What prompted this post was a story in today’s Herald, “Barefoot walk for good cause”, recounting a fundraising effort being undertaken by a young Wellington woman, “to raise awareness and funds for the thousands of children in Cambodia whose lack of footwear remains a barrier to education”. She is planning to walk 33 kms barefoot in Wellington – along the banks of the Hutt River, and then along the cycleway into town. I know nothing about the Cambodian school system, but it did bring back memories.
Back when I was almost 7 we moved from comfortable genteel Christchurch to the mill town of Kawerau – my father took up a role as part-time Baptist minister. I think the town must have been quite a cultural adjustment.
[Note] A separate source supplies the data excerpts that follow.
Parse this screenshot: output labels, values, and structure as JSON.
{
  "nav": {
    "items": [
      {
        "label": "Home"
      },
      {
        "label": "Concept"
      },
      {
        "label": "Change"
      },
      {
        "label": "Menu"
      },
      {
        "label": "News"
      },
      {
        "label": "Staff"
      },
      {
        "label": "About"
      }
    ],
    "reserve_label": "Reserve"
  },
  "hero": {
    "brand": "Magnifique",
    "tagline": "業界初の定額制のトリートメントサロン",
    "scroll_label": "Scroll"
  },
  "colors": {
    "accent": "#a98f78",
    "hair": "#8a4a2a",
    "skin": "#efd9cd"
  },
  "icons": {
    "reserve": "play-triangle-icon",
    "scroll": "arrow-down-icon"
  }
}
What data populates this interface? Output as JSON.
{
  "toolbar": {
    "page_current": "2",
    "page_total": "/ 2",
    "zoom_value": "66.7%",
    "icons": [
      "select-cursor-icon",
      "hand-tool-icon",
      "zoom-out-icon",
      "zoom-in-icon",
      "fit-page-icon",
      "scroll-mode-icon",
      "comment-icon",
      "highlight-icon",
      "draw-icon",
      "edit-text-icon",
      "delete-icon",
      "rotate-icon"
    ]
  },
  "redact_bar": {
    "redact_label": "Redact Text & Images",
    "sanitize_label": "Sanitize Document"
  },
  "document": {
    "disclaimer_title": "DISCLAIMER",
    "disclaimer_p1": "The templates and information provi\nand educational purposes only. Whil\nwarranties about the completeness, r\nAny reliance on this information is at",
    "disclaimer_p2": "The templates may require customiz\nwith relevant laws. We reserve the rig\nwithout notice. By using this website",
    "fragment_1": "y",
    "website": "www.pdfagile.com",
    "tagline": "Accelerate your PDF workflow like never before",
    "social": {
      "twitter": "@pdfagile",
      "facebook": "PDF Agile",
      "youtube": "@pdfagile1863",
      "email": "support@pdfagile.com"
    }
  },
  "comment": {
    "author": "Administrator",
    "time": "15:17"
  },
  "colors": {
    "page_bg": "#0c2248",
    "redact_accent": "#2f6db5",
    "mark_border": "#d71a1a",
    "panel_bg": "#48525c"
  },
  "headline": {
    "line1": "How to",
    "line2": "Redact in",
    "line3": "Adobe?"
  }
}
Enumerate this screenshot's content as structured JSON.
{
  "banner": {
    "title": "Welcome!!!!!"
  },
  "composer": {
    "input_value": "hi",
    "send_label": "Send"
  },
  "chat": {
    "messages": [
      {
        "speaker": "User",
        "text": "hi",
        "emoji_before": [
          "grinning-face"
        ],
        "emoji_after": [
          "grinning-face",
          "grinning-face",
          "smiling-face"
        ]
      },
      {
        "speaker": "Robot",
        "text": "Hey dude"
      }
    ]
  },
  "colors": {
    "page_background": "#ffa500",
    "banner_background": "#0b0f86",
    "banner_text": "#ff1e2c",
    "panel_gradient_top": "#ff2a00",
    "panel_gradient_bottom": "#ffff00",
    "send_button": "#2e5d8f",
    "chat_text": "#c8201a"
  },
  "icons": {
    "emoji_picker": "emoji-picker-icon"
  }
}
Kawerau then wasn’t the welfare and gang sinkhole it seems to be today. Instead, it was pretty prosperous place – high wages for often not-terribly-demanding work in the papers mills established as part of the 1950s (equivalent of) Think Big strategy. But it certainly wasn’t Christchurch. I don’t think my mother was overly impressed at us moving to wearing Roman sandals (my school uniform in Christchurch included proper closed-toe sandals). But she drew the line at the local custom: barefoot schooling. And so I left home each morning with my sandals on, got to the corner 20 yards away, and took them off, only to put them back on as I got home again in the afternoon. It was just the way we did things. I’m pretty sure none of my friends’ parents were poor – housing was cheap, wages were high. It didn’t harm our schooling, or induce any sense of lack of well-being. Let alone poverty. Apart perhaps from church, I doubt we put shoes or sandals on all summer long.
It didn’t necessarily look that way to other people. After a couple of years in Kawerau we went back to Christchurch for a holiday, staying with my grandparents in their large house in the heart of Fendalton. One morning I went out walking – I must have been 9 or 10 – doing some sort of circuit of some of the better streets of Fendalton, barefoot. Imagine my surprise – bemusement – at being waylaid by one local matron, very concerned at my lack of footwear, and worried that my parents might not have been able to cloth me adequately. Somehow I made my excuses – she probably wasn’t convinced – and got back to my grandparents’ place, where Mum had to explain that not many locals, child or not, walked the streets of Fendalton barefoot.
Which is not to suggest that I’m indifferent to genuine childhood poverty. But I do sometimes wonder about the footwear dimension – perhaps especially when the real price of footwear is so much lower than it used to be, due to the removal of (most) protection. 33 kilometres is longer than I would walk barefoot these days, but when I go back to the Bay of Plenty on holiday, whole days – and reasonable length walks – go by without even a jandal afoot. Some people – not me – even go shopping in Whakatane, the local commercial centre, barefoot. If I don’t follow their example, it brings back happy memories.
Perhaps the issue in Cambodia is uniform requirements. Whatever the case, I wish the young woman well in her fundraising, but it isn’t the cause for me.
There are, after all, quite some biblical examples of people going barefoot.